The first YouTube Music Awards has been slated for descending into chaos.
Despite 60 million people voting for who they thought should win, a peak of just 215,000 people tuned in to the live-streamed show, according to the LA Times.
When Lady Gaga gave a tearful performance of her new song "Dope" – attacked by the newspaper for being "deeply strange and out-of-tune" – more than 4,000 viewers left the stream.
The singer arrived at the ceremony in New York wearing a set of false, decaying teeth, dark sunglasses and her trademark platform boots.
But Gaga lost out to South Korean band Girls Generation in the Video of the Year category.
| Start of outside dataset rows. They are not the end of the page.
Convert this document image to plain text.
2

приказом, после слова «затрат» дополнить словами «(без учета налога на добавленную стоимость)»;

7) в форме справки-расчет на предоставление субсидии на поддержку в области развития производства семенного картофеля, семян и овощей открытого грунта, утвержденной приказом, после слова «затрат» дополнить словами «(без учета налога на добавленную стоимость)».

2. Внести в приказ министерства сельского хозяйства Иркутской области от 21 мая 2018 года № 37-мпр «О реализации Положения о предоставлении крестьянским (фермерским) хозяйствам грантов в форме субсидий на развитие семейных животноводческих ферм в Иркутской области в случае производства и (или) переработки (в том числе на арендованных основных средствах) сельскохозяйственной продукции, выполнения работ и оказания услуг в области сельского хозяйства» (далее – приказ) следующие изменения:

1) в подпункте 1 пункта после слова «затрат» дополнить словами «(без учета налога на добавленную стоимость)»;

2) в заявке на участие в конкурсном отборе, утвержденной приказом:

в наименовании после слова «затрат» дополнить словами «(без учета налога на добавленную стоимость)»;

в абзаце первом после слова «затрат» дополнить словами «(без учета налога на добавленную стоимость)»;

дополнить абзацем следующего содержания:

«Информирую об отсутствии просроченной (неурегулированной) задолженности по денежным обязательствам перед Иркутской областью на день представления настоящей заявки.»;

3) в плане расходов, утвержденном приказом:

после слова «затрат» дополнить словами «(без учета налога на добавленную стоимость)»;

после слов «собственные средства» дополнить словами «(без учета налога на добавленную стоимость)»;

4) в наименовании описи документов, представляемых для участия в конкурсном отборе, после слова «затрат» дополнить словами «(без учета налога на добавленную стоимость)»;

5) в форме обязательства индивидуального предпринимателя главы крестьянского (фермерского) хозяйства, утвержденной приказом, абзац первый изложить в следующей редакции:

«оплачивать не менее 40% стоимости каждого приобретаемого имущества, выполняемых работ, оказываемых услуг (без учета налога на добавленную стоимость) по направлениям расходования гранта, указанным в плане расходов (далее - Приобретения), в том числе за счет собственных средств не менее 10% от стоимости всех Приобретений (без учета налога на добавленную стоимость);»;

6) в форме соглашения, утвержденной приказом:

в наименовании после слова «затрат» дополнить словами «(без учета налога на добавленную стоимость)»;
Watch: Lady Gaga - "Dope" (YouTube Music Awards)
The aim of the show, which boasted Spike Jonze as creative director, was to recreate the spontaneous and carefree spirit of the videos people post online.
But Variety said the ceremony "wasn't broadcast-quality in any sense", adding: "It was marred by video and sound snafus and the show's hosts looked adrift as they tried to wing it without scripts."
The MTV VMAs needn't worry, it seems, as "nothing very interesting happened".
Actor Jason Schwartzman, who hosted the show with Reggie Watts, said: "I cannot reiterate how we had no idea what was going to happen, ever. All we had on the cards were the next award."
Among the winners was Eminem, who took home Artist of the Year. Taylor Swift won YouTube phenomenon for her "I Knew You Were Trouble" track, while Macklemore and Ryan Lewis nabbed YouTube breakthrough.